Cuisine a la biere in Brussels

It was early May, western Europe basked in a heat wave and we were spending a weekend in Brussels, intent on some serious beer tourism. Brussels is the capital of a nation that has a great culinary tradition and a wonderful brewing heritage and it combines the two in cuisine a la biere, the style of cooking which uses beer as both ingredient and accompaniment.

A ten-minute stroll from the Cantillon brewery is L'Etoile d'Or (30 Rue des Foulons, tel. (02) 502.60.48), a restaurant that features Cantillon's lambic beer in its cookery. We ordered steak Bruxelloise, served with tangy sauce combining Cantillon Geuze and the local sharp-tasting soft white cheese and duo de poisson: salmon and John Dory with a sauce of capers and wit beer, the Belgian style of spiced wheat beer. Satisfying as the main courses were, the highlight of the meal was the dessert. Baked pear in a syrupy kriek sauce, showcased Cantillon's exceptional cherry lambic, whilst the Geuze sorbet, again using Cantillon's beer, was a refreshing revelation.

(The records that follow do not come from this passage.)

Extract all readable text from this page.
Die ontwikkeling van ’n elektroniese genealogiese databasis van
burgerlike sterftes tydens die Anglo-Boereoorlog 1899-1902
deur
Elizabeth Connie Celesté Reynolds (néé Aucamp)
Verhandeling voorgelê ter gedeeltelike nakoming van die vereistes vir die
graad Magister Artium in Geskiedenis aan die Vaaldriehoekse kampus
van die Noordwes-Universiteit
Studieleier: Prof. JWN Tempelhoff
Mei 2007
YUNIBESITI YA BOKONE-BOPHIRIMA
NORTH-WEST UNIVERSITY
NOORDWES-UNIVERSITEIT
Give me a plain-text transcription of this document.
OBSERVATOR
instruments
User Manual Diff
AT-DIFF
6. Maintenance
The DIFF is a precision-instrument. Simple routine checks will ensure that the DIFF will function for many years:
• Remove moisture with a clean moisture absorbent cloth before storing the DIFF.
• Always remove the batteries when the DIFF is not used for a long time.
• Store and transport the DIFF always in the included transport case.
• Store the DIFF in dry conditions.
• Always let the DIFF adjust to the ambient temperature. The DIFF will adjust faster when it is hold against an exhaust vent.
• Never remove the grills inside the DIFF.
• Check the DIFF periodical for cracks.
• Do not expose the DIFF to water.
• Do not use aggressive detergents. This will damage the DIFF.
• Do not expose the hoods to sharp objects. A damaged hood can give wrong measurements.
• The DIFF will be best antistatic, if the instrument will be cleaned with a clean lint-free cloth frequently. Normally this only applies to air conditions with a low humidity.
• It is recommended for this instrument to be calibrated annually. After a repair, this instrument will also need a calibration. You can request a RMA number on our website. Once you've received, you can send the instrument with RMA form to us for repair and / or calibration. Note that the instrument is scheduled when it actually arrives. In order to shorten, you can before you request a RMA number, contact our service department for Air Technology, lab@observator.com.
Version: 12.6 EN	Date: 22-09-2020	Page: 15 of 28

Beersel, a small town 5 miles south of Brussels, is famous for its lambic brewers and the quality of its restaurants. The best of both worlds can be found at Drie Fonteinen (The Three Fountains, 3 Herman Tierlinckplein, tel. (02) 331.06.52). As a succession of pleasingly dusty bottles of the house Kriek and geuze were brought up for us from the cellar, we dined on salmon in pajotte sauce and rabbit casseroled in Drie Fonteinen's excellent Kriek.

On our final day in Brussels we visited In't Spinnekopke (The Little Spider's Head, 1 Place du Jardin aux Fleurs, tel (02) 511.86.95) whose owner, Juan Rodriquez, is the author of Cuisine facile 'a la biere. The house aperitif is a pleasant mixture of cherry licquer and wit beer, and the beer list of around hundred is the most extensive of the restaurants featured here. Scallops in a sauce of Rochefort 8, a strong dark Trappist ale, was followed by fillet steak in Gouden Carolus sauce, using a strong brown ale. We finished with three different beer sorbets - brown ale, wit beer and a gorgeously coloured Kriek sorbet laced with cherries.

Anyone thinking of visiting Brussels for beer should obtain A Selective Guide to Brussels Bars, compiled by Stephen D'Arcy and published by CAMRA Brussels at Boîte no. 5, 67 Rue des Atrébates, B1040 Brussels, Belgium. At £4 this covers bars in most other large Belgian towns.